Под вечер немного стих, успокоился ветер и пошел первый снег. Снежинки, падая, косыми штрихами исчертили все вокруг — степь, сопки, тальники у ручья. Максим побежал встречать Федоску, помог ему загнать овец во двор, закрыл в сарае лошадь, бросив ей сена. Тем временем Татьянка натаскала в зимовье дров, разожгла очаг. Огонь в очаге, когда так вот гудит крыша и за окнами густеет мокрая белая темень, наполняет светом и теплом не только зимовье, но и душу. Все плохое, тревожное отдаляется, забывается, думы становятся спокойными и радостными.
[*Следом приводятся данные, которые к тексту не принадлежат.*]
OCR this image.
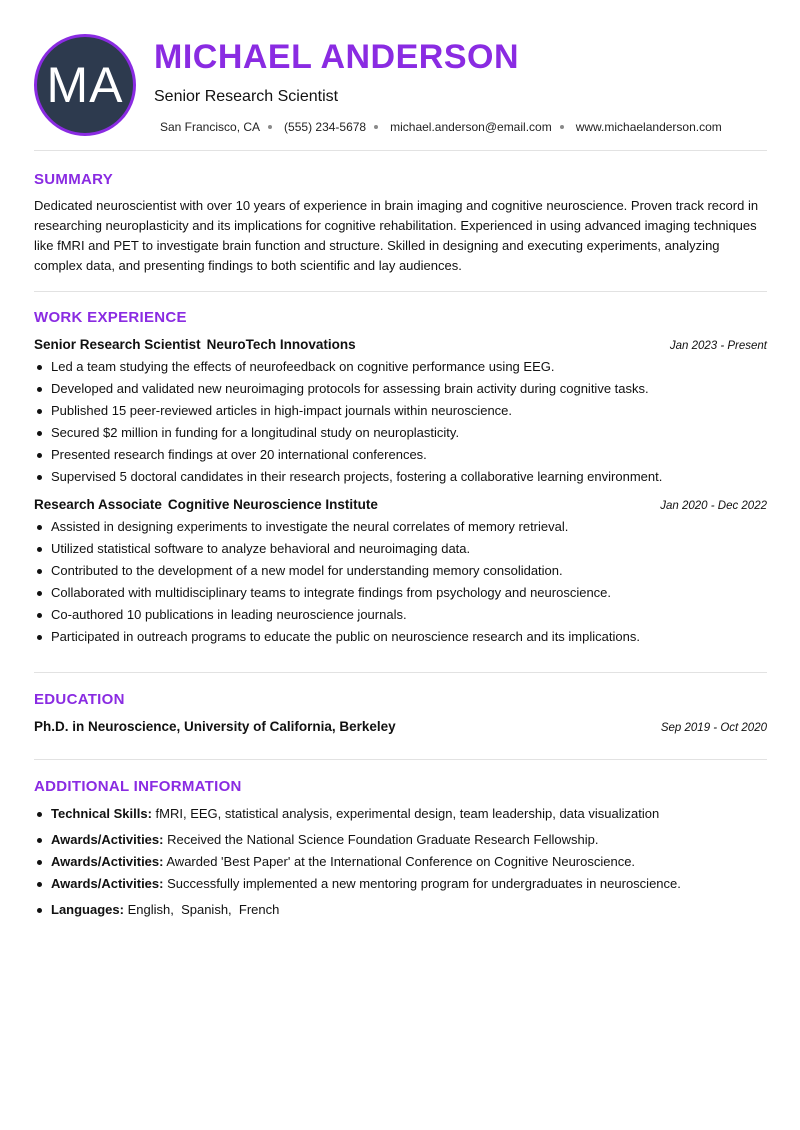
MA MICHAEL ANDERSON
Senior Research Scientist
San Francisco, CA (555) 234-5678 michael.anderson@email.com www.michaelanderson.com
SUMMARY

Dedicated neuroscientist with over 10 years of experience in brain imaging and cognitive neuroscience. Proven track record in researching neuroplasticity and its implications for cognitive rehabilitation. Experienced in using advanced imaging techniques like fMRI and PET to investigate brain function and structure. Skilled in designing and executing experiments, analyzing complex data, and presenting findings to both scientific and lay audiences.

WORK EXPERIENCE
Senior Research Scientist NeuroTech Innovations	Jan 2023 - Present
Led a team studying the effects of neurofeedback on cognitive performance using EEG.
Developed and validated new neuroimaging protocols for assessing brain activity during cognitive tasks.
Published 15 peer-reviewed articles in high-impact journals within neuroscience.
Secured $2 million in funding for a longitudinal study on neuroplasticity.
Presented research findings at over 20 international conferences.
Supervised 5 doctoral candidates in their research projects, fostering a collaborative learning environment.
Research Associate Cognitive Neuroscience Institute	Jan 2020 - Dec 2022
Assisted in designing experiments to investigate the neural correlates of memory retrieval.
Utilized statistical software to analyze behavioral and neuroimaging data.
Contributed to the development of a new model for understanding memory consolidation.
Collaborated with multidisciplinary teams to integrate findings from psychology and neuroscience.
Co-authored 10 publications in leading neuroscience journals.
Participated in outreach programs to educate the public on neuroscience research and its implications.
EDUCATION
Ph.D. in Neuroscience, University of California, Berkeley	Sep 2019 - Oct 2020
ADDITIONAL INFORMATION
Technical Skills: fMRI, EEG, statistical analysis, experimental design, team leadership, data visualization
Awards/Activities: Received the National Science Foundation Graduate Research Fellowship.
Awards/Activities: Awarded 'Best Paper' at the International Conference on Cognitive Neuroscience.
Awards/Activities: Successfully implemented a new mentoring program for undergraduates in neuroscience.
Languages: English,  Spanish,  French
После ужина придвинули стол ближе к огню, Максим развернул старые, насквозь им прочитанные газеты. По ним он в свободное время учил грамоте Татьянку и Федоса.
— За-да-вим ку-ла-ка твер… твердым за-да-нием… — с натугой складывал Федоска из букв слова. — Вражде… бы… бы…
— Подожди… — Татьянка подняла голову от стола, вслушиваясь.
Максим тоже прислушался. Должно быть, ветер крепчал, в гудение крыши вплелось позванивание оконного стекла.
— Кажись, конь заржал, — сказала Татьянка.
— А-а, тебе вечно что-нибудь кажется! — недовольный, что его перебили, сказал Федоска и, спотыкаясь на каждом слоге, путая ударения, стал читать. А Татьянка все еще вертела головой, все еще прислушивалась. Вдруг она вскрикнула, прижалась к Максиму. Обернулся Максим и вздрогнул. Сквозь стекло из мрака на них смотрели немигающие глаза выстуженные Стигнейкины глаза. Опрокинув скамейку, Максим бросился к двери. Опоздал! Дверь распахнулась, вместе с холодом, сыростью в зимовье вошел Стигнейка Сохатый, весь облепленный снегом. За спиной у него, стволом вниз, висела винтовка.
— Не успел заложиться? — Стигнейка снял папаху, ударил ею о колено, стряхивая снег. — Когда дверь заперта, я лезу в окно. От меня не заложишься.
— И не думал залаживаться. Максим смотрел через плечо Стигнейки на свою курмушку, висевшую у порога. В ней был револьвер.
— Сразу видно, что встречать меня бежишь.
— Такого гостя да не встретить! А в голове: «Остался безоружный, губошлеп, попробуй теперь вытащи револьвер!»
Федоска закрыл ладонями заголовок только что читанной заметки. Ногой двинув к очагу табуретку, Стигнейка сел, поставил винтовку меж колен, протянул к огню красные руки. Немного обогрел их, шинель расстегнул. Под шинелью на боку висела желтая кобура и серебряный, работы бурятских мастеров нож. Он поправил кобуру. Кажется, для того только, чтобы они могли ее заметить.